从 Spark 2.4 开始,@mtoto 的答案中创建的 collect_list(ArrayType) 可以使用 SparkSQL 的内置函数transformarray_sort(不需要udf)进行后处理:

from pyspark.sql.functions import collect_list, expr, struct

df.groupby('id') \
  .agg(collect_list(struct('date','value')).alias('value_list')) \
  .withColumn('value_list', expr('transform(array_sort(value_list), x -> x.value)')) \
  .show()
+---+----------------+
| id|      value_list|
+---+----------------+
|  1| [10, 5, 15, 20]|
|  2|[100, 500, 1500]|
+---+----------------+ 

Note:if descending order is required change array_sort(value_list)to sort_array(value_list, False)

注意:如果需要降序,更改array_sort(value_list)sort_array(value_list, False)

Caveat:array_sort() and sort_array() won't work if items(in collect_list) must be sorted by multiple fields(columns) in a mixed order, i.e. orderBy('col1', desc('col2')).

警告:如果项目(在 collect_list 中)必须按混合顺序按多个字段(列)排序,则 array_sort() 和 sort_array() 将不起作用,即orderBy('col1', desc('col2')).

回答by KARTHICK JOTHIMANI

You can use sort_array function. If you collect both dates and values as a list, you can sort the resulting column using sorry_array and keep only the columns you require.

您可以使用 sort_array 函数。

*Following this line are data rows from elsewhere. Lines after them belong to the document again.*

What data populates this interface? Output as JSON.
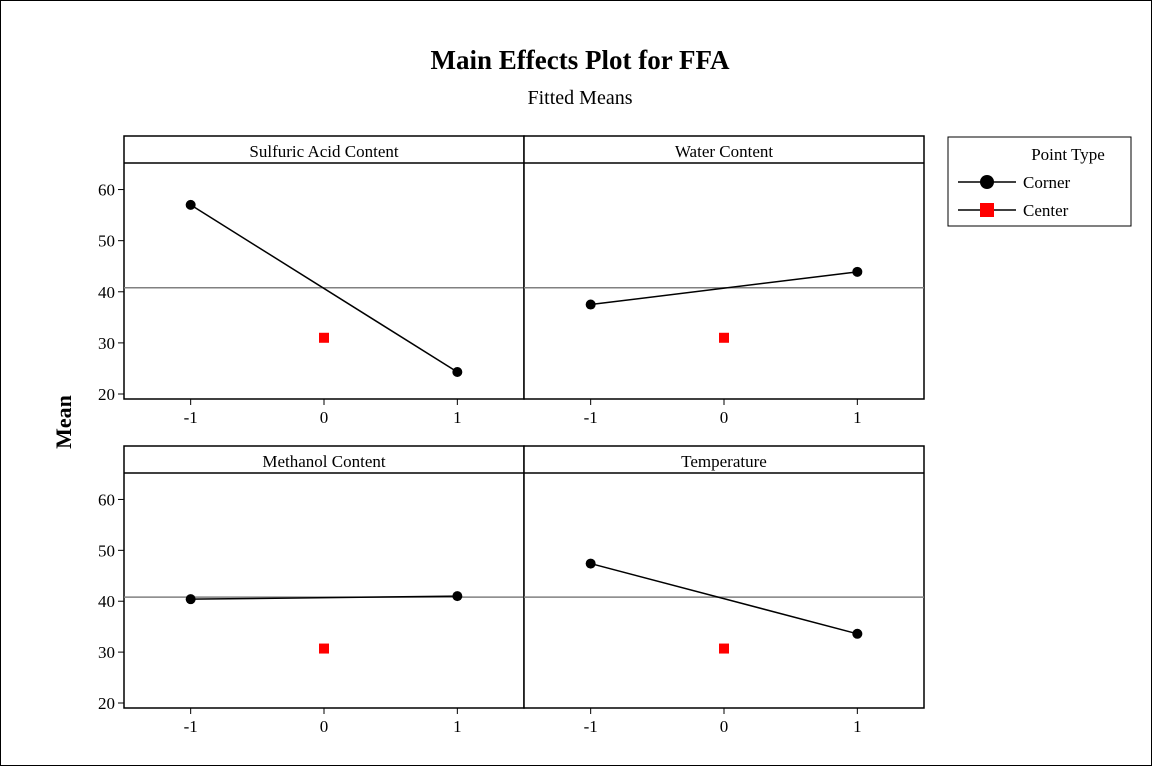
{
  "chart_data": {
    "type": "line",
    "title": "Main Effects Plot for FFA",
    "subtitle": "Fitted Means",
    "ylabel": "Mean",
    "ylim": [
      20,
      65
    ],
    "yticks": [
      20,
      30,
      40,
      50,
      60
    ],
    "xticks": [
      -1,
      0,
      1
    ],
    "xlim": [
      -1.5,
      1.5
    ],
    "overall_mean": 40.8,
    "legend": {
      "title": "Point Type",
      "entries": [
        {
          "name": "Corner",
          "color": "#000000",
          "marker": "circle"
        },
        {
          "name": "Center",
          "color": "#ff0000",
          "marker": "square"
        }
      ]
    },
    "panels": [
      {
        "title": "Sulfuric Acid Content",
        "corner": {
          "x": [
            -1,
            1
          ],
          "y": [
            57.0,
            24.3
          ]
        },
        "center": {
          "x": [
            0
          ],
          "y": [
            31.0
          ]
        }
      },
      {
        "title": "Water Content",
        "corner": {
          "x": [
            -1,
            1
          ],
          "y": [
            37.5,
            43.9
          ]
        },
        "center": {
          "x": [
            0
          ],
          "y": [
            31.0
          ]
        }
      },
      {
        "title": "Methanol Content",
        "corner": {
          "x": [
            -1,
            1
          ],
          "y": [
            40.4,
            41.0
          ]
        },
        "center": {
          "x": [
            0
          ],
          "y": [
            30.7
          ]
        }
      },
      {
        "title": "Temperature",
        "corner": {
          "x": [
            -1,
            1
          ],
          "y": [
            47.4,
            33.6
          ]
        },
        "center": {
          "x": [
            0
          ],
          "y": [
            30.7
          ]
        }
      }
    ]
  }
}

如果您将日期和值收集为一个列表,您可以使用 sorry_array 对结果列进行排序,并仅保留您需要的列。

import operator
import pyspark.sql.functions as F

grouped_df = input_df.groupby("id") \
               .agg(F.sort_array(F.collect_list(F.struct("date", "value"))) \
.alias("collected_list")) \
.withColumn("sorted_list",col("collected_list.value")) \
.drop("collected_list")
.show(truncate=False)

+---+----------------+
|id |sorted_list     |
+---+----------------+
|1  |[10, 5, 15, 20] |
|2  |[100, 500, 1500]|
+---+----------------+ ```````

回答by kubote

Complementing what ShadyStegosaid, I've been testing the usage of sortWithinPartitions and GroupBy on Spark, finding out it performs quite better than Window functions or UDF. Still, there is an issue with a missordering once per partition when using this method, but it can be easily solved. I show it here Spark (pySpark) groupBy misordering first element on collect_list.

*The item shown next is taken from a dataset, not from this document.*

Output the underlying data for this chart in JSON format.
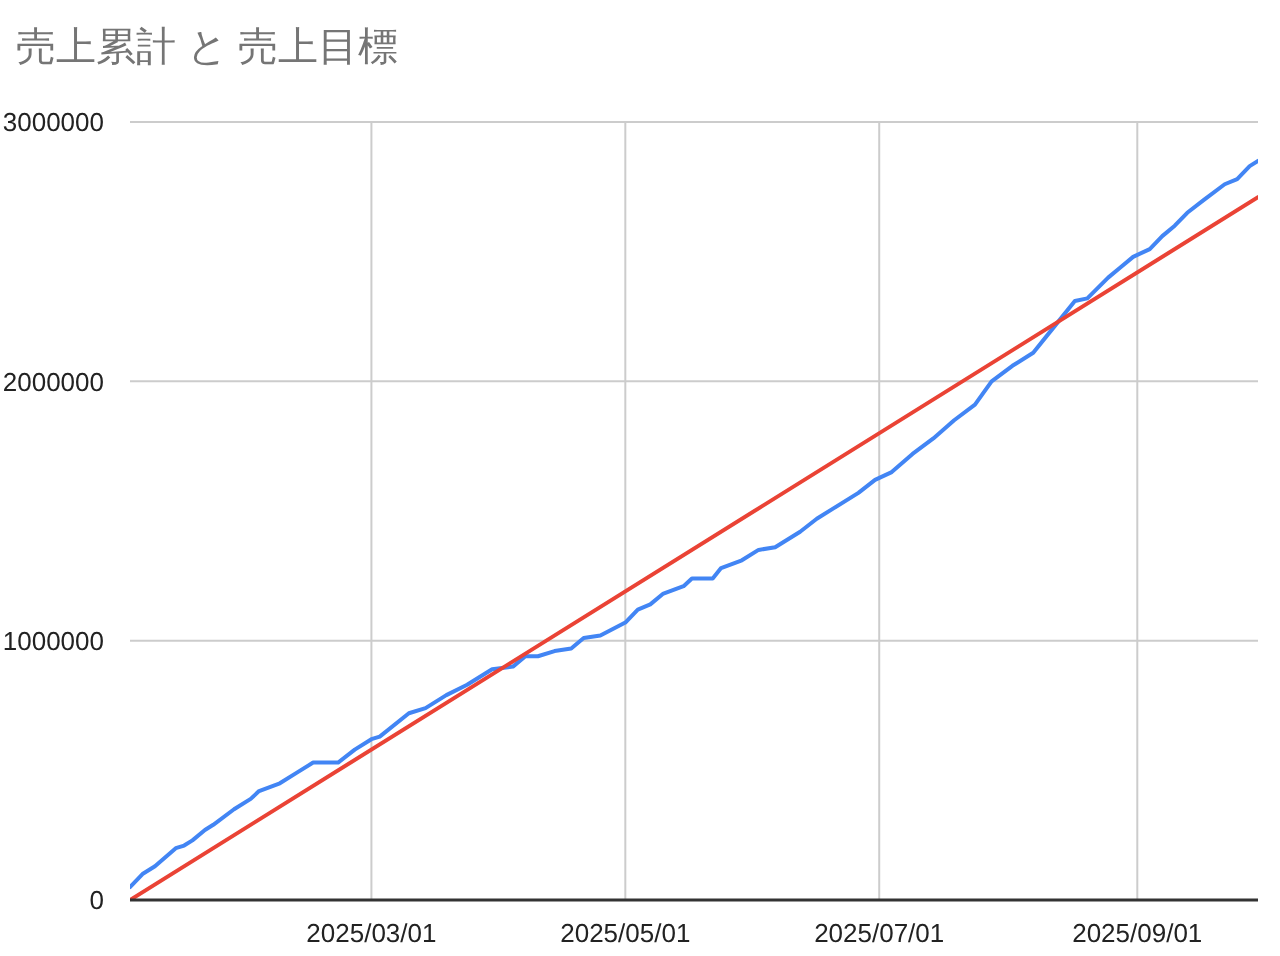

补充ShadyStego所说的,我一直在测试 sortWithinPartitions 和 GroupBy 在 Spark 上的使用,发现它的性能比窗口函数或 UDF 好得多。尽管如此,在使用这种方法时,每个分区都会出现一次错误排序的问题,但可以轻松解决。我在这里展示了Spark (pySpark) groupBy 对 collect_list 上的第一个元素进行了错误排序

This method is specially useful on large DataFrames, but a large number of partitions may be needed if you are short on driver memory.

此方法在大型 DataFrame 上特别有用,但如果驱动程序内存不足,则可能需要大量分区。